Multiscale characterization of microstructures and mechanical properties of Inconel 718 fabricated by selective laser melting

A multiscale investigation of the microstructures and mechanical properties of Inconel 718 fabricated by selective laser melting (SLM) was performed on the as-SLM and heat-treated (HT) samples at various build locations. The microstructures were characterized by optical microscopy, high-resolution scanning electron microscopy, and electron backscatter diffraction over a wide range of length-scales. The as-SLM samples exhibited unique multi-scale microstructure features, including a few hundred-micrometer melt pools and columnar cube-textured grains, micrometer-sized dendritic and cellular sub-grain structures from chemical segregation and precipitates.
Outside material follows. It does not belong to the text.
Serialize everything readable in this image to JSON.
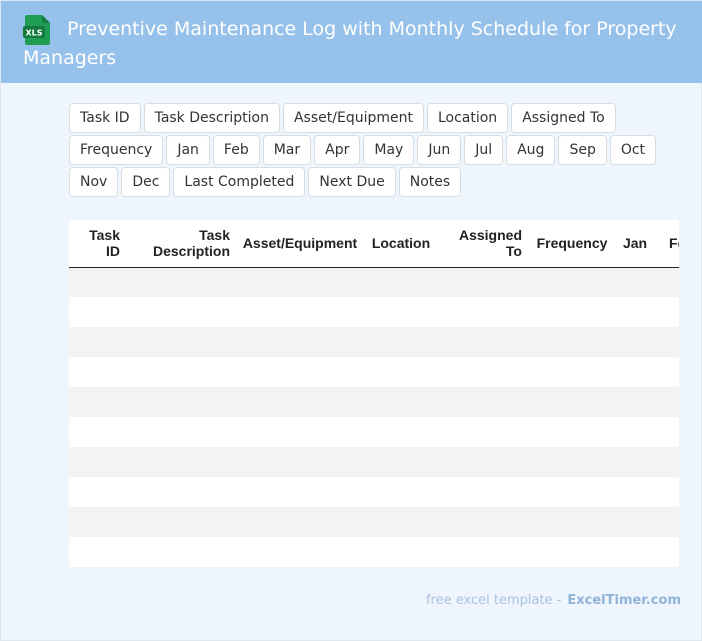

Upon heat treatment, recrystallization occurred in the sample, replacing the unique SLM microstructures with homogenized grains, annealing twins, and nano-scale precipitates. Dry sliding wear tests, Vickers hardness tests, and force modulation microscopy in the atomic force microscopy were conducted to characterize the mechanical properties of the SLM parts. It was found that the wear resistance of the as-SLM sample was sensitive to the grain-level structures, exhibiting a relatively large spatial variation (∼11%) at different build locations. In contrast, the Vickers hardness barely changed (<1%) with locations. Heat treatment reduced the wear rate from 7.2 × 10⁻⁴ to 5.83 × 10⁻⁴ mm³/Nm and enhanced the hardness from 320 to 458 HV, resulting from the precipitation of nanoscale strengthening phases resolved from force modulation microscopy. Finally, the correlations of the mechanical properties with the hierarchical SLM microstructures were discussed, implying the importance of multi-scale conditions on tuning the SLM part performance.